INTERVIEW. Stéphanie habite dans le nord de la France. Elle est maman de deux petites filles, dont l’une souffre de TDAH (Troubles déficitaires de l’attention avec ou sans hyperactivité). Rencontre avec cette aidante et maman hors pair.
- Présentez-vous :
Je m’appelle Stéphanie. J’ai 43 ans et je suis maman de deux filles : Pauline 7 ans atteinte de TDAH, et Manon 18 mois.
- Comment êtes-vous devenue aidante ?
Je suis devenue aidante par la force des choses. Je suis maman avant tout ! À l’âge de 6 ans, ma fille Pauline a été diagnostiquée TDAH (Troubles déficitaires de l’attention avec ou sans hyperactivité ). On définit cette pathologie par des troubles invisibles qui nuisent à la vie quotidienne dans la sphère scolaire, familiale et sociale.
Pauline oublie beaucoup de choses, elle interrompt souvent les conversations et elle a parfois des difficultés à intégrer les codes sociaux. Elle est hyper sensible, demande sans arrêt de l’attention. Elle a également une agitation motrice et verbale très forte.
- Qu’est-ce que la maladie de votre enfant a changé pour vous ?
Pendant des années, j’ai cherché où j’avais pu échouer dans mon rôle de maman. Lorsque le diagnostic a été posé, j’ai enfin compris. Ces troubles sont neurologiques, et non éducatifs. J’ai alors commencé à changer mon regard sur elle et sur les méthodes d’éducation. Les bases restent les mêmes, mais adaptées à ses troubles. J’ai compris qu’elle avait besoin de décharger son impulsivité et son hyperactivité. Elle est inscrite aujourd’hui au théâtre, au karaté, et au violon.

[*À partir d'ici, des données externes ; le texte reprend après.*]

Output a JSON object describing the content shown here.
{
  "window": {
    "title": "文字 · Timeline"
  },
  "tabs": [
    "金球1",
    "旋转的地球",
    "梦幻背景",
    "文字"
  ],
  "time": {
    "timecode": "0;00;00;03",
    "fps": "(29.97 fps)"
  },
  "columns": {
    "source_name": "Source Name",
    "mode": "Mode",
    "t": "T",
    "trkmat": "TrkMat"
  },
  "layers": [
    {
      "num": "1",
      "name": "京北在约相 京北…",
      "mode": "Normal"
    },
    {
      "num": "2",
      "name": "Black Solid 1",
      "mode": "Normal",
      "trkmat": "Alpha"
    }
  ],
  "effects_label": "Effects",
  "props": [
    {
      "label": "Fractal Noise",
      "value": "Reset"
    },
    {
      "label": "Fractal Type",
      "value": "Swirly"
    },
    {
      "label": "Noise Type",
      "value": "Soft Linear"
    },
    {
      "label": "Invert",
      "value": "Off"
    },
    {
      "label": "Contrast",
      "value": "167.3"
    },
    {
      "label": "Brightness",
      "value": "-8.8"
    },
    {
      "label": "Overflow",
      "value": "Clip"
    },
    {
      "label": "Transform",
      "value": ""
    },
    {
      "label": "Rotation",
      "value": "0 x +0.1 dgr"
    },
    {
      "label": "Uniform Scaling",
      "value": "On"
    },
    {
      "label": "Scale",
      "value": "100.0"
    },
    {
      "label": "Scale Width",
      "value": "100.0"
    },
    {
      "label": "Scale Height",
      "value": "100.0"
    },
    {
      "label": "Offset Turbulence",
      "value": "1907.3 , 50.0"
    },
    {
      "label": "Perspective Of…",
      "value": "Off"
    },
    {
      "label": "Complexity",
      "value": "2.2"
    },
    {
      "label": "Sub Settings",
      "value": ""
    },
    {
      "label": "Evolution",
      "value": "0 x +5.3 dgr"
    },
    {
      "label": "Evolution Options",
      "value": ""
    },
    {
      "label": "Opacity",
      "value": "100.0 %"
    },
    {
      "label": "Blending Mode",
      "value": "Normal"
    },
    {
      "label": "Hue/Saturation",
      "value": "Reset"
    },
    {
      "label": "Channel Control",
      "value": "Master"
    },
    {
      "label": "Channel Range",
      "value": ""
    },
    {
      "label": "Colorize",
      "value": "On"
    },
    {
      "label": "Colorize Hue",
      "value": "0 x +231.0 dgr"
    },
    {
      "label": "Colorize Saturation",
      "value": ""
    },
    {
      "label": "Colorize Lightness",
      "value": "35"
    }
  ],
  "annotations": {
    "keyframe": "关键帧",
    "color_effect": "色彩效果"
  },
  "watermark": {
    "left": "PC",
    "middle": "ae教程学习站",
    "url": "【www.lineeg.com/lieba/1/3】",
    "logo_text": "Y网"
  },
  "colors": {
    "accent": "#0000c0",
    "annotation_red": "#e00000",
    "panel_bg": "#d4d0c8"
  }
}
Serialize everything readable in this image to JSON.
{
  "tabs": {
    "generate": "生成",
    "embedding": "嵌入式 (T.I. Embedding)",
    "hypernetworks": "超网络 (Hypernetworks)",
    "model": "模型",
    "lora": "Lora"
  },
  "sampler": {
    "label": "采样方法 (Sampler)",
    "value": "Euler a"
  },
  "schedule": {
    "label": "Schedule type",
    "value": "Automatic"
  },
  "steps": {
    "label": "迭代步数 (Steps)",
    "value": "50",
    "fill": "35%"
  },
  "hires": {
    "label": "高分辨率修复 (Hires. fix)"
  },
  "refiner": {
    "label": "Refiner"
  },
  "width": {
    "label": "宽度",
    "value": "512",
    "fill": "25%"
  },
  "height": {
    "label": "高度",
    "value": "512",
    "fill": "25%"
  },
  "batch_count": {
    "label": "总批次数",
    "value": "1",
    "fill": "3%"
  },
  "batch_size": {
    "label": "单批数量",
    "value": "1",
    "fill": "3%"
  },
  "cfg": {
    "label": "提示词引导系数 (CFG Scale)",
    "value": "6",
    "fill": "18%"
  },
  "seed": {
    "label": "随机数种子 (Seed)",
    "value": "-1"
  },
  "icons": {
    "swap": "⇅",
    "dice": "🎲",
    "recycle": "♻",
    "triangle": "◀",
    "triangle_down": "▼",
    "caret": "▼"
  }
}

Pour l’apprentissage de ses leçons, c’était un conflit permanent ! Aujourd’hui, je m’adapte à sa différence. Elle apprend sa leçon tête en bas, jambes en l’air, et elle apprend très vite !

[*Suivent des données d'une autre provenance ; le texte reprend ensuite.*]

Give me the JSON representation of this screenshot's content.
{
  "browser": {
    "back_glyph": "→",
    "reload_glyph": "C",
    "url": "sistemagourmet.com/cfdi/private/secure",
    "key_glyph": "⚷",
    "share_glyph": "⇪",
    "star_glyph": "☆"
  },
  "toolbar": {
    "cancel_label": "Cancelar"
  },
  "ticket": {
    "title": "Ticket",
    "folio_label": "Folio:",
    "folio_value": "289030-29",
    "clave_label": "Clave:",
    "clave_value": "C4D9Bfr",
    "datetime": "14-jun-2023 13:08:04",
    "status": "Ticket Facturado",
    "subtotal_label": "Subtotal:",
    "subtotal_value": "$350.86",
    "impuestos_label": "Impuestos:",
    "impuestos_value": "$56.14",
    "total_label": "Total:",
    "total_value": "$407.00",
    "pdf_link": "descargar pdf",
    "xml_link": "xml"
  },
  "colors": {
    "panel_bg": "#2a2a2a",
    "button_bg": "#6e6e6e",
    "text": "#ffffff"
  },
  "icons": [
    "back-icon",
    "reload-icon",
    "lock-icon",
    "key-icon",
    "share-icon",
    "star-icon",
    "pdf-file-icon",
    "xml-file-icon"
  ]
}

J’ai compris que le principal, c’est l’objectif atteint.
Depuis 1 an, je commence à m’adapter à sa différence. Ce n’est pas facile tous les jours, mais on avance chaque jour. J’étais persuadée avant de devenir maman que si on élevait son enfant dans l’amour et le dialogue, tout serait simple et limpide. Lorsque je voyais des parents perdre patience avec leurs enfants, je les jugeais comme de mauvais parents. Aujourd’hui, je me dis que ces parents étaient peut-être épuisés par le handicap invisible de leur enfant.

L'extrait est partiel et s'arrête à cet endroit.